Announcements at the 2023 UK Conservative Party Conference – widely cited as an policy indicator for the next UK general election – were focused largely on healthcare (with a new smoking ban for young people); education (with English and Maths compulsory up to 18); and scrapping half of the UK’s proposed high-speed rail network.
Relatively little was said on climate: Prime Minister Rishi Sunak only mentioned in passing that the UK would seek a “pragmatic, proportionate and realistic” route to net zero at the opening of the policy section of his keynote address.
In truth, little needed to be said. Sunak had already made clear two weeks earlier that the UK would be moving net zero by 2050 down the list of policy priorities, despite ostensibly retaining the goal. At a press conference, he announced a delay in the ban on the sale of new petrol and diesel cars from 2030 to 2035, and a slowing of the phase-out of fossil fuel boilers.
In an open letter to Sunak, experts from top universities across the UK and abroad countered that accelerating net zero would create jobs and attract investment. They called the PM’s move “an example of the very kind of short-termism that has led to the UK’s current economic malaise”.
“Rishi Sunak is using net zero as a political football,” said Holly Brazier Tope, politics lead at think tank Green Alliance, in an interview with Energy Monitor. Most businesses and party members at the Conservative Party Conference "are tearing their hair out that there has been this sudden nosedive in the rhetoric around net zero, which makes the UK look like an unstable investment environment”, she added.
Criticism from green groups of the government’s new strategy is to be expected, but Green Alliance has also crunched the numbers over what different policy packages actually mean.
Green Alliance’s Net Zero Policy Tracker analyses the gap between confirmed policy and what would be required for net zero by 2050, according to the UK’s five-yearly carbon budgets.
At the start of 2023, there was a 13% share of required emissions cuts in the 2028–32 carbon budget that was not covered by policy.
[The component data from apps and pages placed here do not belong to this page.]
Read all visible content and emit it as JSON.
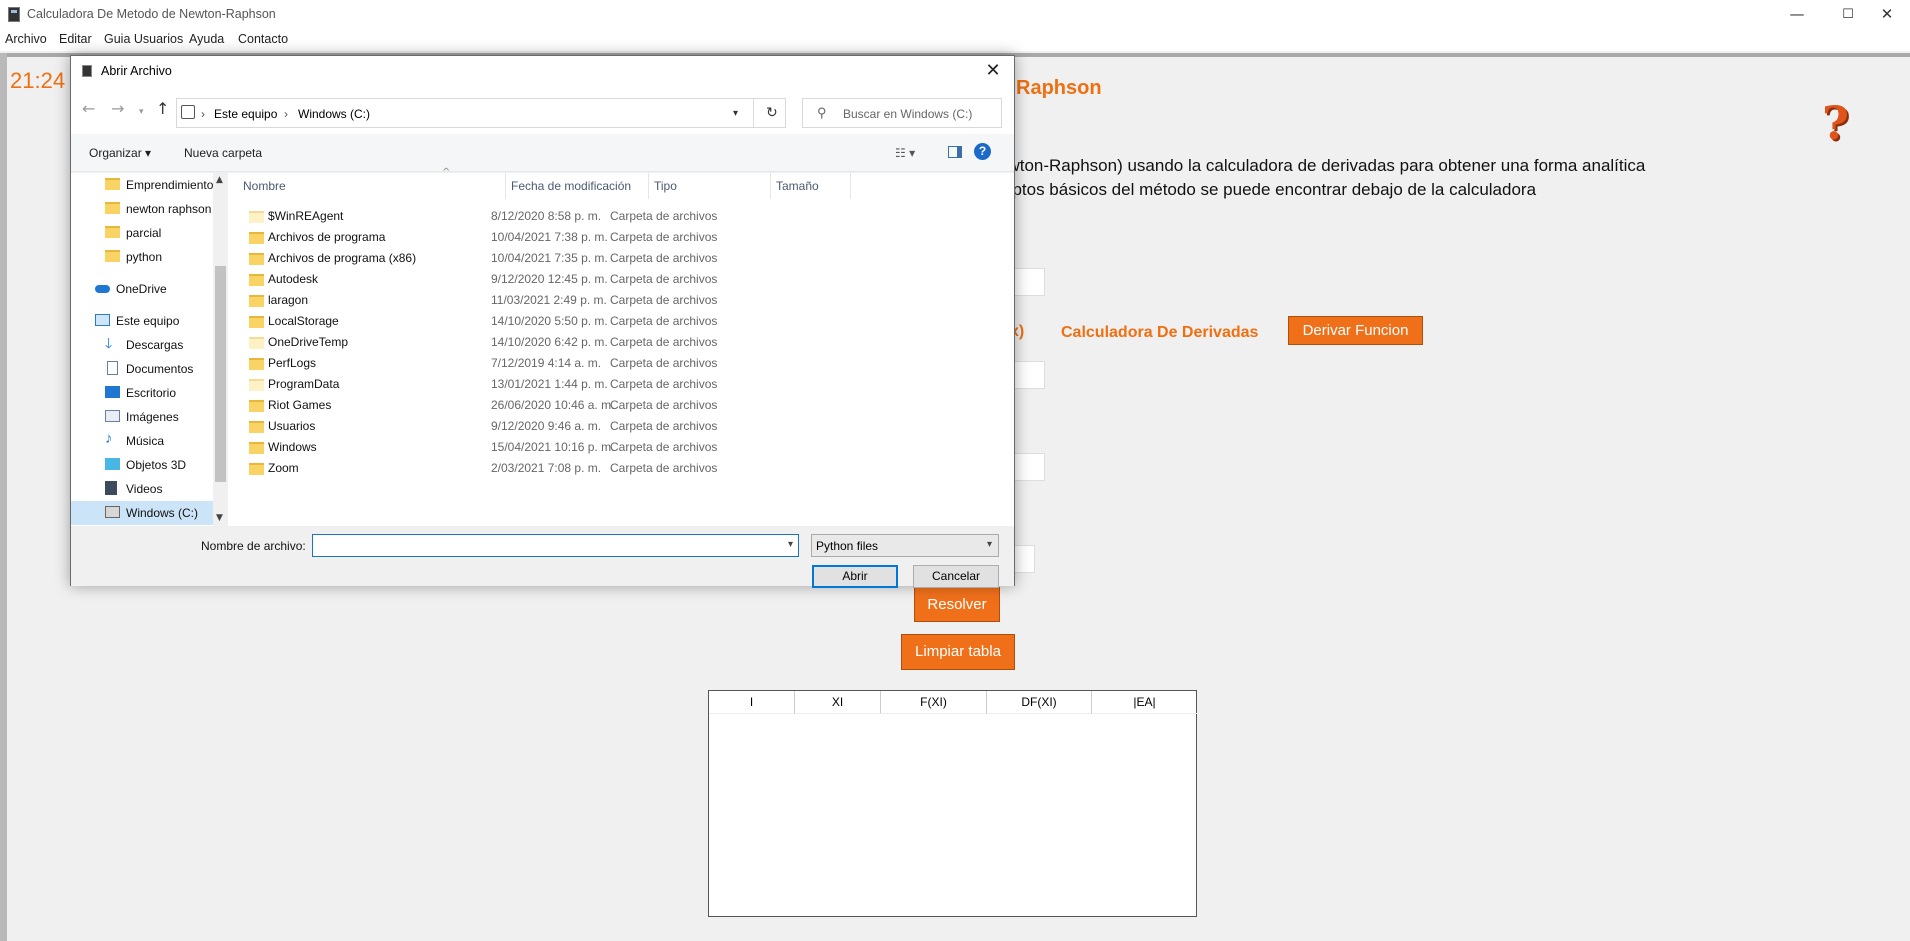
{
  "window": {
    "title": "Calculadora De Metodo de Newton-Raphson",
    "minimize": "—",
    "maximize": "☐",
    "close": "✕"
  },
  "menu": [
    "Archivo",
    "Editar",
    "Guia Usuarios",
    "Ayuda",
    "Contacto"
  ],
  "app": {
    "clock": "21:24",
    "heading_fragment": "Raphson",
    "help_symbol": "?",
    "desc_line1": "ewton-Raphson) usando  la calculadora de derivadas para obtener una forma analítica",
    "desc_line2": "eptos básicos del método se puede encontrar debajo de la calculadora",
    "fx_fragment": "x)",
    "derivative_calc_label": "Calculadora De Derivadas",
    "derive_button": "Derivar Funcion",
    "solve_button": "Resolver",
    "clear_button": "Limpiar tabla",
    "table_headers": [
      "I",
      "XI",
      "F(XI)",
      "DF(XI)",
      "|EA|"
    ]
  },
  "dialog": {
    "title": "Abrir Archivo",
    "close": "✕",
    "breadcrumb": [
      "Este equipo",
      "Windows (C:)"
    ],
    "search_placeholder": "Buscar en Windows (C:)",
    "organize": "Organizar ▾",
    "new_folder": "Nueva carpeta",
    "nav_items": [
      {
        "label": "Emprendimiento",
        "icon": "folder"
      },
      {
        "label": "newton raphson",
        "icon": "folder"
      },
      {
        "label": "parcial",
        "icon": "folder"
      },
      {
        "label": "python",
        "icon": "folder"
      },
      {
        "label": "OneDrive",
        "icon": "cloud"
      },
      {
        "label": "Este equipo",
        "icon": "computer"
      },
      {
        "label": "Descargas",
        "icon": "download"
      },
      {
        "label": "Documentos",
        "icon": "document"
      },
      {
        "label": "Escritorio",
        "icon": "desktop"
      },
      {
        "label": "Imágenes",
        "icon": "image"
      },
      {
        "label": "Música",
        "icon": "music"
      },
      {
        "label": "Objetos 3D",
        "icon": "cube"
      },
      {
        "label": "Videos",
        "icon": "video"
      },
      {
        "label": "Windows (C:)",
        "icon": "drive"
      }
    ],
    "columns": [
      "Nombre",
      "Fecha de modificación",
      "Tipo",
      "Tamaño"
    ],
    "files": [
      {
        "name": "$WinREAgent",
        "date": "8/12/2020 8:58 p. m.",
        "type": "Carpeta de archivos"
      },
      {
        "name": "Archivos de programa",
        "date": "10/04/2021 7:38 p. m.",
        "type": "Carpeta de archivos"
      },
      {
        "name": "Archivos de programa (x86)",
        "date": "10/04/2021 7:35 p. m.",
        "type": "Carpeta de archivos"
      },
      {
        "name": "Autodesk",
        "date": "9/12/2020 12:45 p. m.",
        "type": "Carpeta de archivos"
      },
      {
        "name": "laragon",
        "date": "11/03/2021 2:49 p. m.",
        "type": "Carpeta de archivos"
      },
      {
        "name": "LocalStorage",
        "date": "14/10/2020 5:50 p. m.",
        "type": "Carpeta de archivos"
      },
      {
        "name": "OneDriveTemp",
        "date": "14/10/2020 6:42 p. m.",
        "type": "Carpeta de archivos"
      },
      {
        "name": "PerfLogs",
        "date": "7/12/2019 4:14 a. m.",
        "type": "Carpeta de archivos"
      },
      {
        "name": "ProgramData",
        "date": "13/01/2021 1:44 p. m.",
        "type": "Carpeta de archivos"
      },
      {
        "name": "Riot Games",
        "date": "26/06/2020 10:46 a. m.",
        "type": "Carpeta de archivos"
      },
      {
        "name": "Usuarios",
        "date": "9/12/2020 9:46 a. m.",
        "type": "Carpeta de archivos"
      },
      {
        "name": "Windows",
        "date": "15/04/2021 10:16 p. m.",
        "type": "Carpeta de archivos"
      },
      {
        "name": "Zoom",
        "date": "2/03/2021 7:08 p. m.",
        "type": "Carpeta de archivos"
      }
    ],
    "filename_label": "Nombre de archivo:",
    "filename_value": "",
    "filetype": "Python files",
    "open_button": "Abrir",
    "cancel_button": "Cancelar"
  }
}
Following the government’s so-called Energy Security Day in March – which saw 2,800 pages of new energy and climate policy – the share of emissions cuts not covered by policy grew to 15%.
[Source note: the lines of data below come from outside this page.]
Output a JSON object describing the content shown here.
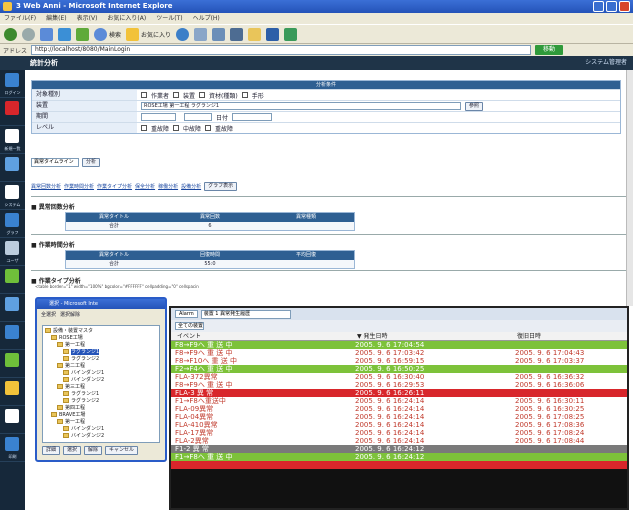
{
  "window": {
    "title": "3 Web Anni - Microsoft Internet Explore",
    "menu": [
      "ファイル(F)",
      "編集(E)",
      "表示(V)",
      "お気に入り(A)",
      "ツール(T)",
      "ヘルプ(H)"
    ],
    "address": "http://localhost/8080/MainLogin",
    "go_label": "移動",
    "toolbar_search": "検索",
    "toolbar_favorites": "お気に入り"
  },
  "app": {
    "header_title": "統計分析",
    "header_right": "システム管理者"
  },
  "nav": [
    "ログイン",
    "",
    "新規一覧",
    "",
    "システム",
    "グラフ",
    "ユーザ",
    "",
    "",
    "",
    "",
    "",
    "",
    "",
    "",
    "印刷"
  ],
  "form": {
    "header": "分析条件",
    "rows": [
      {
        "label": "対象種別",
        "values": [
          "作業者",
          "装置",
          "資材(種類)",
          "手形"
        ]
      },
      {
        "label": "装置",
        "value": "ROSE工場 第一工程 ラグランジ1",
        "button": "参照"
      },
      {
        "label": "期間",
        "from_label": "",
        "to_label": "日付"
      },
      {
        "label": "レベル",
        "values": [
          "重故障",
          "中故障",
          "重故障"
        ]
      }
    ],
    "select_value": "異常タイムライン",
    "submit": "分析"
  },
  "links": [
    "異常回数分析",
    "作業時間分析",
    "作業タイプ分析",
    "保全分析",
    "稼働分析",
    "設備分析"
  ],
  "links_button": "グラフ表示",
  "section1": {
    "title": "異常回数分析",
    "headers": [
      "異常タイトル",
      "異常回数",
      "異常種類"
    ],
    "row": [
      "合計",
      "6",
      ""
    ]
  },
  "section2": {
    "title": "作業時間分析",
    "headers": [
      "異常タイトル",
      "回復時間",
      "平均回復"
    ],
    "row": [
      "合計",
      "55:0",
      ""
    ]
  },
  "section3": {
    "title": "作業タイプ分析",
    "code": "<table border=\"1\" width=\"100%\" bgcolor=\"#FFFFFF\" cellpadding=\"0\" cellspacin"
  },
  "popup": {
    "title": "選択 - Microsoft Inte",
    "toolbar": [
      "全選択",
      "選択解除"
    ],
    "tree": [
      {
        "label": "設備・装置マスタ",
        "indent": 0
      },
      {
        "label": "ROSE工場",
        "indent": 1
      },
      {
        "label": "第一工程",
        "indent": 2
      },
      {
        "label": "ラグランジ1",
        "indent": 3,
        "selected": true
      },
      {
        "label": "ラグランジ2",
        "indent": 3
      },
      {
        "label": "第二工程",
        "indent": 2
      },
      {
        "label": "バインダンジ1",
        "indent": 3
      },
      {
        "label": "バインダンジ2",
        "indent": 3
      },
      {
        "label": "第三工程",
        "indent": 2
      },
      {
        "label": "ラグランジ1",
        "indent": 3
      },
      {
        "label": "ラグランジ2",
        "indent": 3
      },
      {
        "label": "第四工程",
        "indent": 2
      },
      {
        "label": "BRAVE工場",
        "indent": 1
      },
      {
        "label": "第一工程",
        "indent": 2
      },
      {
        "label": "バインダンジ1",
        "indent": 3
      },
      {
        "label": "バインダンジ2",
        "indent": 3
      },
      {
        "label": "バインダンジ3",
        "indent": 3
      }
    ],
    "buttons": [
      "詳細",
      "選択",
      "解除",
      "キャンセル"
    ]
  },
  "events": {
    "tab": "Alarm",
    "filter1": "装置 1 異常発生履歴",
    "filter2": "全ての装置",
    "headers": [
      "イベント",
      "▼ 発生日時",
      "復旧日時"
    ],
    "rows": [
      {
        "event": "F8→F9へ 重 送 中",
        "occurred": "2005. 9. 6 17:04:54",
        "restored": "",
        "bg": "#7dc23a",
        "fg": "#ffffff"
      },
      {
        "event": "F8→F9へ 重 送 中",
        "occurred": "2005. 9. 6 17:03:42",
        "restored": "2005. 9. 6 17:04:43",
        "bg": "#ffffff",
        "fg": "#c0392b"
      },
      {
        "event": "F8→F10へ 重 送 中",
        "occurred": "2005. 9. 6 16:59:15",
        "restored": "2005. 9. 6 17:03:37",
        "bg": "#ffffff",
        "fg": "#c0392b"
      },
      {
        "event": "F2→F4へ 重 送 中",
        "occurred": "2005. 9. 6 16:50:25",
        "restored": "",
        "bg": "#7dc23a",
        "fg": "#ffffff"
      },
      {
        "event": "FLA-372異常",
        "occurred": "2005. 9. 6 16:30:40",
        "restored": "2005. 9. 6 16:36:32",
        "bg": "#ffffff",
        "fg": "#c0392b"
      },
      {
        "event": "F8→F9へ 重 送 中",
        "occurred": "2005. 9. 6 16:29:53",
        "restored": "2005. 9. 6 16:36:06",
        "bg": "#ffffff",
        "fg": "#c0392b"
      },
      {
        "event": "FLA-3 異 常",
        "occurred": "2005. 9. 6 16:26:11",
        "restored": "",
        "bg": "#d8262b",
        "fg": "#ffffff"
      },
      {
        "event": "F1→F8へ重送中",
        "occurred": "2005. 9. 6 16:24:14",
        "restored": "2005. 9. 6 16:30:11",
        "bg": "#ffffff",
        "fg": "#c0392b"
      },
      {
        "event": "FLA-09異常",
        "occurred": "2005. 9. 6 16:24:14",
        "restored": "2005. 9. 6 16:30:25",
        "bg": "#ffffff",
        "fg": "#c0392b"
      },
      {
        "event": "FLA-04異常",
        "occurred": "2005. 9. 6 16:24:14",
        "restored": "2005. 9. 6 17:08:25",
        "bg": "#ffffff",
        "fg": "#c0392b"
      },
      {
        "event": "FLA-410異常",
        "occurred": "2005. 9. 6 16:24:14",
        "restored": "2005. 9. 6 17:08:36",
        "bg": "#ffffff",
        "fg": "#c0392b"
      },
      {
        "event": "FLA-17異常",
        "occurred": "2005. 9. 6 16:24:14",
        "restored": "2005. 9. 6 17:08:24",
        "bg": "#ffffff",
        "fg": "#c0392b"
      },
      {
        "event": "FLA-2異常",
        "occurred": "2005. 9. 6 16:24:14",
        "restored": "2005. 9. 6 17:08:44",
        "bg": "#ffffff",
        "fg": "#c0392b"
      },
      {
        "event": "F1-2 異 常",
        "occurred": "2005. 9. 6 16:24:12",
        "restored": "",
        "bg": "#7a7a7a",
        "fg": "#ffffff"
      },
      {
        "event": "F1→F8へ 重 送 中",
        "occurred": "2005. 9. 6 16:24:12",
        "restored": "",
        "bg": "#7dc23a",
        "fg": "#ffffff"
      },
      {
        "event": "",
        "occurred": "",
        "restored": "",
        "bg": "#d8262b",
        "fg": "#ffffff"
      }
    ]
  }
}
Since Sunak’s latest speech in March, the gap has grown to 21%: a near-doubling of the gap that existed at the start of the year.
[Link src="https://www.energymonitor.ai/all-newsletters/" title="Keep up with Energy Monitor: Subscribe to our weekly newsletter" font-size="20px"]“The Prime Minister delayed vital policies that would have lowered energy bills, increased UK energy security, and played a critical role in creating a green and growing economy,” said Chris Venables, Green Alliance’s deputy director of politics and partnerships, in a statement following Sunak’s speech. “This represents a deeply alarming pivot that has undermined business confidence, and put at serious risk the hard-won, cross-party and evidence-based approach we have had to actually reaching our legally binding net-zero targets.”
Green Alliance calculates that delaying the transition to electric vehicles will raise the cost of driving by £10bn ($12.3bn) over the next decade, while some 2.5 million households will pay more for their heating because of the prime minister’s go-slow approach to phasing out gas boilers.
Green Alliance’s Net Zero Policy Tracker analyses key sectors that need to decarbonise in order to reach its headline figure. Its latest analysis shows that the power sector is the only sector currently with most of the emissions cuts it needs to hit policy targets.
When faced with criticism from green groups, the UK Government is always quick to point out the UK’s historic emissions reductions record. In his September speech, for example, Sunak pointed out that the UK has reduced its emissions faster than any other G7 nation since 1990, with a 50% cut, compared with 22% in France and no change in the US.
Much of this success comes down to the pace at which the UK closed down its coal-fired power stations, as well as the pace at which the UK built offshore wind farms. Until 2021, the UK had the most offshore wind capacity in the world (just over 10GW at the time; a figure overtaken by China, which managed to build a vast 17GW of wind capacity in 2021 alone).
However, data shows that the UK’s renewables success story is now a thing of the past. Between 2010 and 2015, annual renewable capacity growth stood at 25% or more per year. By 2019, this figure had fallen to 2%, and in 2022 – the most recent year for which the International Renewable Energy Agency has data – capacity growth remained at only 7%, below that of the US, Europe and the world.
The UK’s renewable industry problems look set to continue, faced with high inflation, skills shortages and local opposition to renewable power infrastructure and transmission systems.
At the start of September, the UK’s latest contracts-for-difference (CfD) renewable energy auction failed to attract any offshore wind bidders, with industry complaining that the government had set a maximum power price that was too low, and unreflective of how the cost of manufacturing and installing a wind turbine has increased.